Ist es eine Schande, die Gleichung v(m) = v(g) * ln(m(0)/m) nicht zu
kennen oder nicht zu verstehen? Nein, das ist es natürlich nicht,
obwohl es sich um die wichtigste Gleichung der Raumfahrt handelt, die
Raketenformel des russischen Physikers Konstantin Ziolkowski. Ziolkowski
hat dieses physikalische Gesetz bereits 1903 entworfen, es bildet seither
die Grundlage für die Entwicklung aller Raketen. Es ist auch keine
Schande, die Gravitationsformel F = G * (m(1)*m(2)/r*r) nicht zu kennen,
obwohl sich nach dieser Gleichung Planeten, Monde und Satelliten bewegen.
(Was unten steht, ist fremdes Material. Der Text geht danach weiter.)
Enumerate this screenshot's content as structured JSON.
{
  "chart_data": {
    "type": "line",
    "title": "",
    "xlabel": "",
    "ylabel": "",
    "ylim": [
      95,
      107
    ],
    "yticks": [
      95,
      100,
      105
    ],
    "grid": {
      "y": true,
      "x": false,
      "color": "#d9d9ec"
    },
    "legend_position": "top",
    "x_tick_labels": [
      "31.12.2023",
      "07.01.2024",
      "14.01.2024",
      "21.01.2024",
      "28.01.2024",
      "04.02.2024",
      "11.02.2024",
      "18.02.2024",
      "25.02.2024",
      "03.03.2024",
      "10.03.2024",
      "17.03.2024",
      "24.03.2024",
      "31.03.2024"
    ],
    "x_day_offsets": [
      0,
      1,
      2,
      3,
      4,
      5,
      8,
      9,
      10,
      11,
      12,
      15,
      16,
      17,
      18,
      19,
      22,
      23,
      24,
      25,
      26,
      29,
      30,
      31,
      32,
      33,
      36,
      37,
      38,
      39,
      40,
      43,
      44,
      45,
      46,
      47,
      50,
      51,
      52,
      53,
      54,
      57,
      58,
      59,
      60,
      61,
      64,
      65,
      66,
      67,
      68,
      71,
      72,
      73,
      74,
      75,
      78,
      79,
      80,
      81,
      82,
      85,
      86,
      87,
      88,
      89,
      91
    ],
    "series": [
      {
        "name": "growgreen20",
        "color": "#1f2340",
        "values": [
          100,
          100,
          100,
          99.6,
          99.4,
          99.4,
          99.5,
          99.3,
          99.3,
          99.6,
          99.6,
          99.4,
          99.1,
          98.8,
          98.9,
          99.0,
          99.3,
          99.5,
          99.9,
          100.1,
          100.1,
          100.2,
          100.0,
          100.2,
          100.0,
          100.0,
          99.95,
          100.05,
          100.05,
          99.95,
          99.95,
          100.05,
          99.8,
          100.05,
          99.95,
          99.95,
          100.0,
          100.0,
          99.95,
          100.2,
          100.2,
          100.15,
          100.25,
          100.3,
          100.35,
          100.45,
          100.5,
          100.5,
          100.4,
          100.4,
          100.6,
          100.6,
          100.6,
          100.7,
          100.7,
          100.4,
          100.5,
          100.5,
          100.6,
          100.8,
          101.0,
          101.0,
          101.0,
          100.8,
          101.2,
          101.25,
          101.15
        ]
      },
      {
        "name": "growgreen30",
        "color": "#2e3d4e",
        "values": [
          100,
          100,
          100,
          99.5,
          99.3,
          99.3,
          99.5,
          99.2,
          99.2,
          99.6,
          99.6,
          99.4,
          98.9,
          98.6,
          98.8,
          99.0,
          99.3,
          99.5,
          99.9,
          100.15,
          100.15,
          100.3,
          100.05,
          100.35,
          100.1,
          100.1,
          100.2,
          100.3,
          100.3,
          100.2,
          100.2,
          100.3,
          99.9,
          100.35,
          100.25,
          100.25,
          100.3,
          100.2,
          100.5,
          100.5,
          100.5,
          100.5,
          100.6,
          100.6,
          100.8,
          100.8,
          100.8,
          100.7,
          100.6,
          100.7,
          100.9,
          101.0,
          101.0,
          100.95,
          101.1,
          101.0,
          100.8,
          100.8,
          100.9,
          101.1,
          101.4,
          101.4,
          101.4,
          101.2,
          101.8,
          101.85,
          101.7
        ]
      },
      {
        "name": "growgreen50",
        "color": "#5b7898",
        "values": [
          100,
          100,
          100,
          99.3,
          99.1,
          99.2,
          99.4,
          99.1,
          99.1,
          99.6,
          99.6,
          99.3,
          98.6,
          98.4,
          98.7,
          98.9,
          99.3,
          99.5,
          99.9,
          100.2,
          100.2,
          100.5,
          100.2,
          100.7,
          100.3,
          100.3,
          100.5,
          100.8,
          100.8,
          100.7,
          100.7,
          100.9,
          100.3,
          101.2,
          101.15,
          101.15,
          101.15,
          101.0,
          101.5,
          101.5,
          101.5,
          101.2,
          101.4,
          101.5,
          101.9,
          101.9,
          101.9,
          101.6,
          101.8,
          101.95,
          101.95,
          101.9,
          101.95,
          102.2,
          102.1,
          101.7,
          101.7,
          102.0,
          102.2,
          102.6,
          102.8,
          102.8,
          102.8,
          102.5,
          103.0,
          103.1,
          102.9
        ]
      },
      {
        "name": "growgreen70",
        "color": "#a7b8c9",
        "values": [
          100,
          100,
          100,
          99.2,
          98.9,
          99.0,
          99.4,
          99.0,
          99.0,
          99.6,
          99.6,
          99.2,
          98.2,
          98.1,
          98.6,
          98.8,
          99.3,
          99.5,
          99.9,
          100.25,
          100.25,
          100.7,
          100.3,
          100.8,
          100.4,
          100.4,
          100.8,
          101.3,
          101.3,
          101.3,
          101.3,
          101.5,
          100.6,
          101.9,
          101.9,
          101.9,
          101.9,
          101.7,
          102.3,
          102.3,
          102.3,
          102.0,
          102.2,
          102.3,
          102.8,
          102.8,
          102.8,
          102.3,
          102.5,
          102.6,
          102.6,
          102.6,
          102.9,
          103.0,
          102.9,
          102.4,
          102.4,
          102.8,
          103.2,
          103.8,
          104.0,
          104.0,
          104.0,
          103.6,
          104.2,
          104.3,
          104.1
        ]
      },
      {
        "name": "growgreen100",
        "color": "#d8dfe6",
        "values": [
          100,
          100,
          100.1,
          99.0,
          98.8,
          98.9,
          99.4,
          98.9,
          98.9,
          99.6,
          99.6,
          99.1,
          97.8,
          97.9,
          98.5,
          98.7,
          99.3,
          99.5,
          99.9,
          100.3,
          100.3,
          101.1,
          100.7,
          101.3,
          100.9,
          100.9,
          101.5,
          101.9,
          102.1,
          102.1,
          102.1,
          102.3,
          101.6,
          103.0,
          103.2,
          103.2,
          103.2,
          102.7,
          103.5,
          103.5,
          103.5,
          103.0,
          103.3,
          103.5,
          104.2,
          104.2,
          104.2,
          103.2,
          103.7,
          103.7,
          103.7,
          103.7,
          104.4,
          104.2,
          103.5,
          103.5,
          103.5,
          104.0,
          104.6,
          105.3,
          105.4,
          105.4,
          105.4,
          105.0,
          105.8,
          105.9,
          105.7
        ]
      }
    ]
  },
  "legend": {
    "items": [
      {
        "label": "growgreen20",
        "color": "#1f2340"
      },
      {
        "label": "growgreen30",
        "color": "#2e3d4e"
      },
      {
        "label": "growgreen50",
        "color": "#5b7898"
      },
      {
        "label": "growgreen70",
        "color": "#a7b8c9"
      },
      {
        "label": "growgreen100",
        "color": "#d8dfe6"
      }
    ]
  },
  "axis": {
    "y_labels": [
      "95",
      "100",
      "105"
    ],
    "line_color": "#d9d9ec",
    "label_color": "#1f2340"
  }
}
Selbstverständlich ist es auch nicht nachteilig, von Integralrechnungen
keine Ahnung zu haben. Dieses vom Engländer Isaac Newton und dem
Deutschen Gottfried Wilhelm Leibniz unabhängig voneinander entwickelte
geniale mathematische Verfahren erlaubt es, eine Figur in unendlich
kleine Stücke zu teilen, die dann unendlich oft aufsummiert werden.
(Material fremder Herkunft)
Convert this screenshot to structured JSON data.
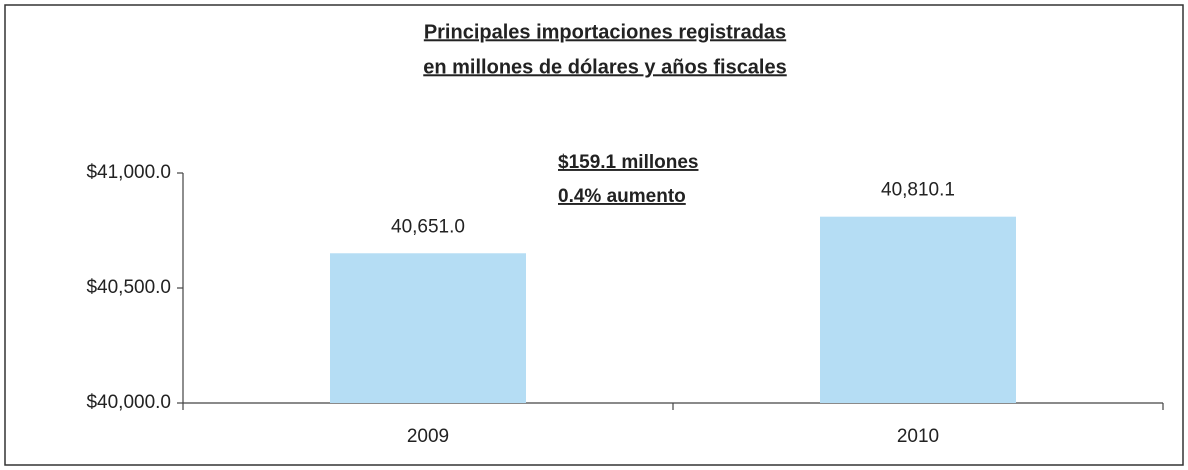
{
  "chart_data": {
    "type": "bar",
    "title": [
      "Principales importaciones registradas",
      "en millones de dólares y años fiscales"
    ],
    "annotations": [
      "$159.1 millones",
      "0.4% aumento"
    ],
    "categories": [
      "2009",
      "2010"
    ],
    "values": [
      40651.0,
      40810.1
    ],
    "value_labels": [
      "40,651.0",
      "40,810.1"
    ],
    "color": "#b5ddf4",
    "ylim": [
      40000,
      41000
    ],
    "yticks": [
      {
        "value": 40000,
        "label": "$40,000.0"
      },
      {
        "value": 40500,
        "label": "$40,500.0"
      },
      {
        "value": 41000,
        "label": "$41,000.0"
      }
    ],
    "grid": false
  }
}
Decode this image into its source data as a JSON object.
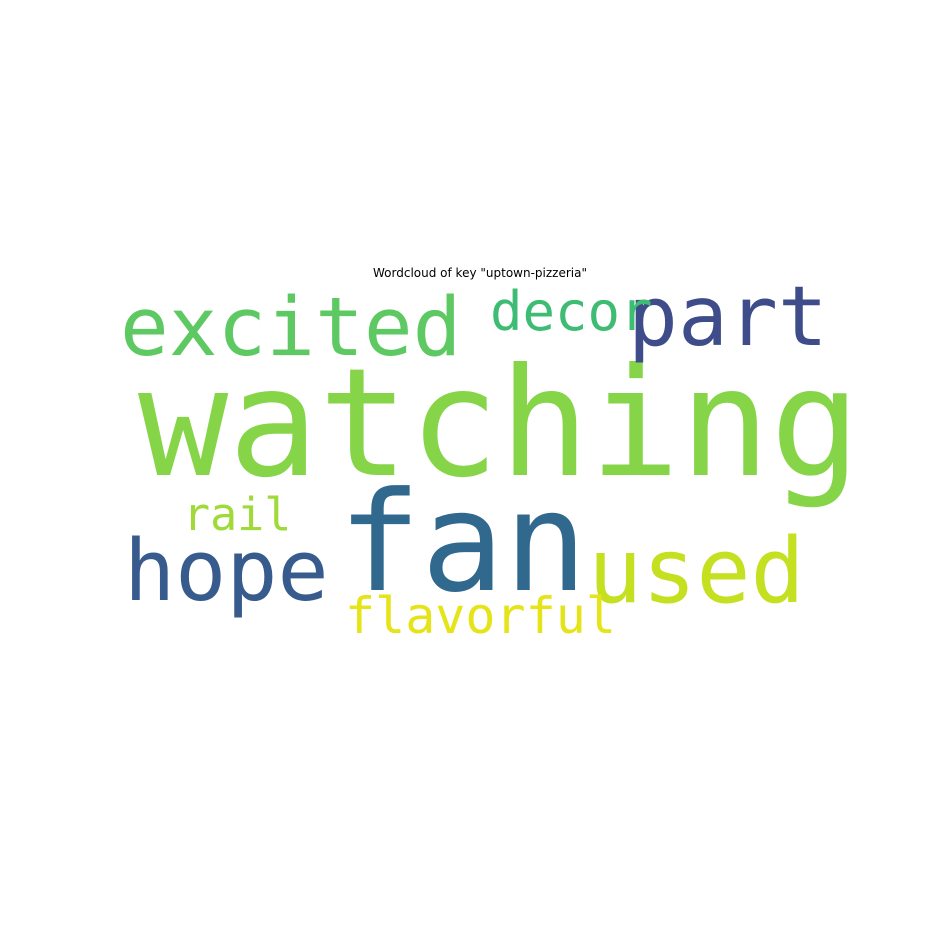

Erst mit Hilfe dieser Methode war es möglich geworden, allerlei
Kurven und geometrischen Körpern zuleibe zu rücken. Unendlich
kleine Teile werden unendlich aufsummiert – ein Verfahren, das
nicht nur mathematisch, sondern auch philosophisch eine gewisse Faszination
besitzt.
Etwas nicht zu wissen, ist noch keine Schande. Ein Nichtwissen oder
Nichtverstehen an die große Glocke zu hängen, um gleichzeitig
zu verkünden, dass es sich hier um nutzloses Wissen handelt, das
nicht in die Schulen gehört, ist nicht nur eine Schande, es ist
geradezu ein Frevel.
In einer österreichischen Tageszeitung hat ein „Bildungsexperte“
und Personalberater (neudeutsch „Headhunter“) kürzlich
gemeint, dass Bildungsinhalte hinterfragt werden müssen. Wörtlich
hieß es da: „Ich konnte meinen Kindern nie erklären,
warum sie diese Mathematik, etwa Integralrechnung, lernen sollen. Wir
brauchen Praxisnähe, aus dem Leben gegriffene Beispiele.“
Schon die Formulierung „diese Mathematik“ ist entlarvend.
Der Denkfehler der Nicht-Versteher, der hier offensichtlich wird, durchzieht
längst die gesamte Bildungsdebatte: Was ich nicht verstehe, ist
nutzlos und gehört abgeschafft. Selbstverständlich gibt es
zahlreiche intelligente Schüler, die den tiefen Sinn und die technische
Bedeutung der Integralrechnung sofort durchschauen. Selbstverständlich
gibt es auch Schüler, denen man die Raketengleichung und das Gravitationsgesetz
nur ein einziges Mal erklären muss.
Das Kreuz mit manchen „Bildungsexperten“ liegt in der Begrenztheit
ihres Horizonts. Was man selber nicht versteht, das gehört aus
den Lehrplänen gestrichen. Man hüte sich vor diesen Halbwissern,
wenn es um die Erstellung von Bildungsstandards geht.